Qatari Foreign Minister Sheikh Mohammed bin Abdulrahman Al Thani, left, and Kuwaiti Foreign Minister Sheikh Sabah Khaled Al Sabah. Photo / KUNA via AP
Qatari Foreign Minister Sheikh Mohammed bin Abdulrahman Al Thani, left, and Kuwaiti Foreign Minister Sheikh Sabah Khaled Al Sabah. Photo / KUNA via AP

Qatar long has denied sponsoring militants and defends its ties to Iran based a massive offshore natural gas field the two countries share.

Details of the written response were not immediately available, but a Gulf official told AFP that Qatari Sheikh Mohammed had delivered it during a short visit to Kuwait, which is acting as a mediator in the crisis.

Sheik Mohammed had earlier said the list of demands was "made to be rejected" and on Monday British lawyers for Qatar denounced the demands as "an affront to international law".

"They are reminiscent of the extreme and punitive conduct of 'bully' states that have historically resulted in war," said the lawyers.

In the evening, Saudi Foreign Minister Adel al-Jubeir expressed hopes for a "positive response to be able to resolve the crisis".

Qatar's reply would be "examined with precision", Jubeir told a news conference with German counterpart Sigmar Gabriel in the Red Sea city of Jeddah.

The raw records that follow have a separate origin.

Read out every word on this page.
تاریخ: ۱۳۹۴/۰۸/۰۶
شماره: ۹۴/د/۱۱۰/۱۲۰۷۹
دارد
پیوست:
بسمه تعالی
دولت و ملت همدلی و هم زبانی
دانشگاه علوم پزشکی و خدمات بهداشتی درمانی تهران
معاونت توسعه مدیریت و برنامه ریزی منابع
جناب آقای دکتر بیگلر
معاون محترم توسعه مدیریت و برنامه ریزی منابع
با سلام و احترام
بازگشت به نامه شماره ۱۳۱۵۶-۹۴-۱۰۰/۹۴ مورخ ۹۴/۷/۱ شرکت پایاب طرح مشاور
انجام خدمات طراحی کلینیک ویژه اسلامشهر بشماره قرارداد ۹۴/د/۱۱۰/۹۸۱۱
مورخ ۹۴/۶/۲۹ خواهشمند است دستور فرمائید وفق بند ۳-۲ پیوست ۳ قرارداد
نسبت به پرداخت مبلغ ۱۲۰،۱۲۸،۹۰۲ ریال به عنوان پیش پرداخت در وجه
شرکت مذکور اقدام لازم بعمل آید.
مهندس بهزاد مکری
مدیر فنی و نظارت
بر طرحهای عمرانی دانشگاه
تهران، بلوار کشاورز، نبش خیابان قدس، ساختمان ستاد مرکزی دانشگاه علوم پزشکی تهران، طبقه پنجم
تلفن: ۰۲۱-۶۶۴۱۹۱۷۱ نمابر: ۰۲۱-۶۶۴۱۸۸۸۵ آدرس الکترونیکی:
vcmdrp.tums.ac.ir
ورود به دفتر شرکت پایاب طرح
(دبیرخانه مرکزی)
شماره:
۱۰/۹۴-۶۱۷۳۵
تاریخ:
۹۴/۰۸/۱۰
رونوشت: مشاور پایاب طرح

Qatar has long pursued a more independent foreign policy than many of its neighbours, who tend to follow the lead of regional powerhouse Saudi Arabia.

Kuwait, which along with fellow GCC member Oman has not cut ties with Qatar, has been heading up mediation efforts.

US Secretary of State Rex Tillerson has also called for compromise and hosted senior Gulf officials, but his efforts have been undermined by remarks from President Donald Trump apparently supporting Riyadh's position.

Trump spoke separately on Sunday with the Saudi king, Abu Dhabi's crown prince and the Qatari emir about his concerns over the dispute, the White House said.

The US president "underscored that unity in the region is critical" but also "reiterated the importance of stopping terrorist financing and discrediting extremist ideology," a statement said.

Egypt said it would host the foreign ministers of Saudi Arabia, Bahrain and the UAE on Wednesday to discuss the crisis.

Qatari Emir Sheikh Tamim bin Hamad Al-Thani is expected to visit Paris "before the end of the summer" for talks on the Gulf crisis with President Emmanuel Macron, the French presidency said Monday.

The two leaders spoke by phone and Macron said hhe would bring up the issue on the margins of this week's G20 summit and with Trump when he visits Paris on July 13-14.

Meanwhile Germany announced that Saudi King Salman had cancelled plans to attend the upcoming G20 summit in Hamburg.